# GhOST: a GPU Out-of-Order Scheduling Technique for Stall Reduction

**Authors:** I. Chaturvedi, B. R. Godala, Y. Wu, Z. Xu, K. Iliakis, P.-E. Eleftherakis, S. Xydis, D. Soudris, T. Sorensen, S. Campanoni, T. M. Aamodt, D. I. August  
**Venue:** ISCA, 2024  
**PDF:** [ghost.pdf](../ghost.pdf) | **Full Markdown:** [ghost.md](../markdown/ghost.md)
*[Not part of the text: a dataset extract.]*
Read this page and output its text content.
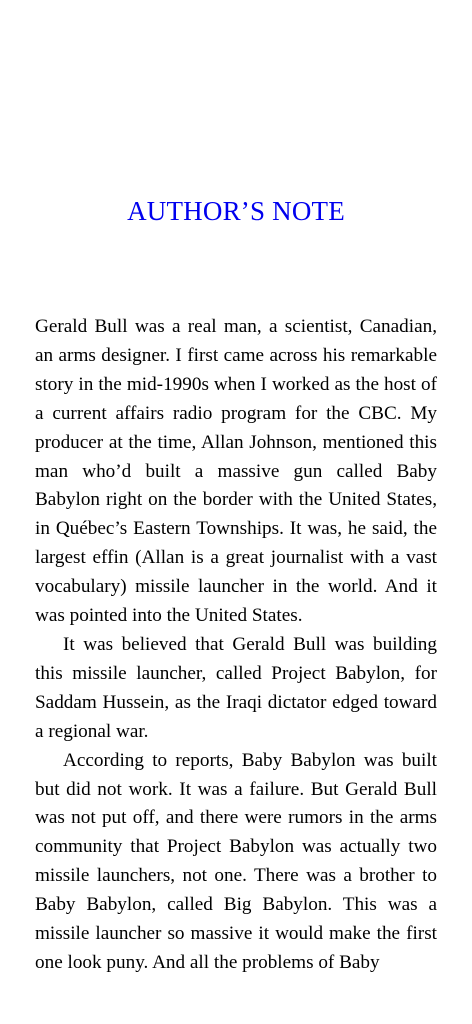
AUTHOR’S NOTE

Gerald Bull was a real man, a scientist, Canadian, an arms designer. I first came across his remarkable story in the mid-1990s when I worked as the host of a current affairs radio program for the CBC. My producer at the time, Allan Johnson, mentioned this man who’d built a massive gun called Baby Babylon right on the border with the United States, in Québec’s Eastern Townships. It was, he said, the largest effin (Allan is a great journalist with a vast vocabulary) missile launcher in the world. And it was pointed into the United States.

It was believed that Gerald Bull was building this missile launcher, called Project Babylon, for Saddam Hussein, as the Iraqi dictator edged toward a regional war.

According to reports, Baby Babylon was built but did not work. It was a failure. But Gerald Bull was not put off, and there were rumors in the arms community that Project Babylon was actually two missile launchers, not one. There was a brother to Baby Babylon, called Big Babylon. This was a missile launcher so massive it would make the first one look puny. And all the problems of Baby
This paper introduces GhOST, a minimal yet effective out-of-order (OoO) execution technique for GPUs that reduces stall cycles without the costly hardware of prior proposals.

## Key Contributions

- **Lightweight OoO execution**: Leverages the decode stage's existing pool of decoded instructions and the issue stage's pipeline information to select instructions for OoO execution with minimal additional hardware (only 0.007% area increase).
- **Two surprising insights**: (1) Prior works used NVIDIA's intermediate representation PTX for evaluation, but optimized static scheduling of final binaries negates many purported OoO improvements; (2) The prior state-of-the-art OoO technique actually results in average slowdown.
- **No slowdowns**: Unlike prior approaches, GhOST never slows down any measured benchmark, achieving 36% maximum and 6.9% geomean speedup on GPU binaries.

## Summary

GPUs use massive multi-threading to hide instruction latencies, but memory instructions with variable latencies still cause stalls. Prior OoO GPU proposals required costly features like register renaming and load-store queues. GhOST achieves a substantial portion of idealized OoO reorderings without these expensive components, demonstrating that a write-back constraint used by other approaches is unnecessary and harmful.